When I was a kid in the early 1960s I got a Superman costume which had a warning printed right on the fabric: “This costume will not make you fly. Only Superman can fly.” I always liked the addition of the second sentence, which I guess was intended to make children take the warning more seriously.
My sister jumped out of a second-story window when she was six. She didn’t necessarily think she could fly; she just did it for funsies.
(A few scrapes and bruises, from landing on a dirt driveway, but she was otherwise fine.)
My friends and I at that age used to tie towels around our necks (or safety pin them to our tee shirts, if there was an obliging parent at hand) and play superhero, but none of us ever thought we could really fly; we just stretched out our arms and pretended we could.
It sounds like the legend that they didn’t include the Human Torch in the Fantastic 4 cartoon out of fear that kids would set themselves on fire.
There used to be a singer back in the seventies that claimed, or was alleged, to be Elvis after his fake death. He looked vaguely like Elvis but he wore a masquerade mask and went by the name “Orion”. He finally removed the mask in 1983, killing his career.

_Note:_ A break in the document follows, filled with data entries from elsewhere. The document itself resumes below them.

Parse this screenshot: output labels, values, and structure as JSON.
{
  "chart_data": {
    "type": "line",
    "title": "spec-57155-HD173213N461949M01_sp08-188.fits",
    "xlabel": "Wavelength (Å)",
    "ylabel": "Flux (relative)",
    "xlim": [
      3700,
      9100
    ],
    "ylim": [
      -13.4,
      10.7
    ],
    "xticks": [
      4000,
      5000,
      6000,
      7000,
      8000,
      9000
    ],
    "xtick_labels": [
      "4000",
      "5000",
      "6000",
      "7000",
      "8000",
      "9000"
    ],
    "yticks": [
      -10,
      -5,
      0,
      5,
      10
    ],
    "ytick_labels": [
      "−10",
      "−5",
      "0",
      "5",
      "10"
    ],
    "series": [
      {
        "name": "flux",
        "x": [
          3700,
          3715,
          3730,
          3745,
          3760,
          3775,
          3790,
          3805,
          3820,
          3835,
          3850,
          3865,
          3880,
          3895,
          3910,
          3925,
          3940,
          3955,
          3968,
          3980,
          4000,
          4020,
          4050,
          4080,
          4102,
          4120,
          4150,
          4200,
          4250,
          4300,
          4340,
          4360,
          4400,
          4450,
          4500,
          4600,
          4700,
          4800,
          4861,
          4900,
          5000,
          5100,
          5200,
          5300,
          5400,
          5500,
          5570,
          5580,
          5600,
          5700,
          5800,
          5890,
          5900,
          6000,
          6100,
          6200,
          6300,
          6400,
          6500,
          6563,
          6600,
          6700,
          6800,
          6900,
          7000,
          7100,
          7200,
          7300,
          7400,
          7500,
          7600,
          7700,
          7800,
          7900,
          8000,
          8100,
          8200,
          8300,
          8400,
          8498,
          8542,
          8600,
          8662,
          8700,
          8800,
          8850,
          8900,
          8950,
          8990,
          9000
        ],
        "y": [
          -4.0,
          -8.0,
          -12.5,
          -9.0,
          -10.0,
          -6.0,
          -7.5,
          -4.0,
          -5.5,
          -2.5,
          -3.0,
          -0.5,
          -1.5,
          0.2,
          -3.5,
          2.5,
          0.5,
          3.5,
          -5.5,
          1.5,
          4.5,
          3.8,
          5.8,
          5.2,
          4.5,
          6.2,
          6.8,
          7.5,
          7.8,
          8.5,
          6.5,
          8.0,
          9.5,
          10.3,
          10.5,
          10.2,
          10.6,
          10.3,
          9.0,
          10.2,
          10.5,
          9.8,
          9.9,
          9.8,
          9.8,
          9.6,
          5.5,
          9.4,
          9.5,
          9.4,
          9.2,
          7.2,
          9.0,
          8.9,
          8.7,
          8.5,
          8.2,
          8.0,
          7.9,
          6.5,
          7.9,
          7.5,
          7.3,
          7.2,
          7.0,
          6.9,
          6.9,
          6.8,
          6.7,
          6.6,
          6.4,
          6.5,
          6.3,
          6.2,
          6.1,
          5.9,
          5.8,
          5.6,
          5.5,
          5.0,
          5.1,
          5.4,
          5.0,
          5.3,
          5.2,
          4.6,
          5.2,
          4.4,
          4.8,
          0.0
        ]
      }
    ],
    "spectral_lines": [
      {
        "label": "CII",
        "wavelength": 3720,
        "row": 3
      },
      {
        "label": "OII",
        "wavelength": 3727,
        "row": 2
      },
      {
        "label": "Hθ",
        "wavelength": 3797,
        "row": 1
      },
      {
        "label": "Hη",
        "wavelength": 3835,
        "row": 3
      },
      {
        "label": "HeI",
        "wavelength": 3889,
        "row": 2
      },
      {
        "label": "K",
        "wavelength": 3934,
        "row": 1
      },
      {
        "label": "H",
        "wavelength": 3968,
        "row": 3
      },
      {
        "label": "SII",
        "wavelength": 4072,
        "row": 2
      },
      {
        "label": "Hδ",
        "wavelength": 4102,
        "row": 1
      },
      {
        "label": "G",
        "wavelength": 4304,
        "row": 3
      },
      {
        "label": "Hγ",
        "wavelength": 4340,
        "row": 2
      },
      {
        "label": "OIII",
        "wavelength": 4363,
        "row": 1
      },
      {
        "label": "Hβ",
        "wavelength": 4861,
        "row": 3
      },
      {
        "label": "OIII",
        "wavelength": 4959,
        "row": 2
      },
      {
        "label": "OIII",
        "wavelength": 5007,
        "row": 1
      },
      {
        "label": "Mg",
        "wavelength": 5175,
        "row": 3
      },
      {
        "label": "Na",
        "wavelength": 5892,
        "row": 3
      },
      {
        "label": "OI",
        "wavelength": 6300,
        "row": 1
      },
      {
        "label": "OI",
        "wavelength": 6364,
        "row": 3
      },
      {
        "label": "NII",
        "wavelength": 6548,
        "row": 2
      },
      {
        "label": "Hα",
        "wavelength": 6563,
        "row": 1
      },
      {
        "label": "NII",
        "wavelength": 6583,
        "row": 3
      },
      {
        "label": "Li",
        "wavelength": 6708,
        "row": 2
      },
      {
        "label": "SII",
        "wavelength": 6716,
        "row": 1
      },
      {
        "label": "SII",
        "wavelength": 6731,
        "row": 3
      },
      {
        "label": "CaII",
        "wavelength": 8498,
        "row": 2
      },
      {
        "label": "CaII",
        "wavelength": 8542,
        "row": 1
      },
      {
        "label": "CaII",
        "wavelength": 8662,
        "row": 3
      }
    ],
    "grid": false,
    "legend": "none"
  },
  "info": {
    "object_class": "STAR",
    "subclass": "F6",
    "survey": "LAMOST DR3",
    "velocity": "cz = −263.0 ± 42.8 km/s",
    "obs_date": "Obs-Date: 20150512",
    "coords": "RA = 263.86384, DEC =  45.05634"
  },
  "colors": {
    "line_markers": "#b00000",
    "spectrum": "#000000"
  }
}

Wasn’t he also about a foot taller than the actual Elvis?
Probably. He resembled Elvis as much as Ed Wood’s chiropractor resembled Bela Lugosi. I remember this guy when I was a kid then he disappeared. Apparently was killed by a robber in his store.
Jim Givens, in his book Film Flubs, addressed this UL, but pointed out that Leonard Nimoy had directed the movie, and if it had been true, “he would have told us. Vulcans can’t lie.”
Have we talked about Andy Kaufman yet? It’s not just that a 35-year old man would fake his own death so thoroughly that he could supposedly produce a death certificate from a well-known hospital and have it filed with the coroner’s office, but the following conspiracy industry that included Bob Zmuda, who doesn’t look at all like Kaufman, could keep the story alive by masquerading as Kaufman’s alter ego, Tony Clifton, after Kaufman’s death.
He was so good at performance art, I used to believe this!
The theory that due to weird contract shenanigans they made an entire TV season of Blazing Saddles (not just a pilot) because one of Mel Brooks demands to making a Blazing Saddles 2 was that the movie studio had to make constant use of the IP to retain the rights otherwise within six months it would revert back to Brooks. So to get around this the studio made an entire season of the TV show but then never released it since they were planning on releasing an episode every six months to hold onto the IP as long as possible. This all came to naught when the actual Blazing Saddles 2 negotiations broke down and the rest of the episodes were never released.
Not entirely loony. AFAIK, a similar ‘make a movie or give back the IP’ led to Roger Corman’s Fantastic Four and Hellraiser- Revelations.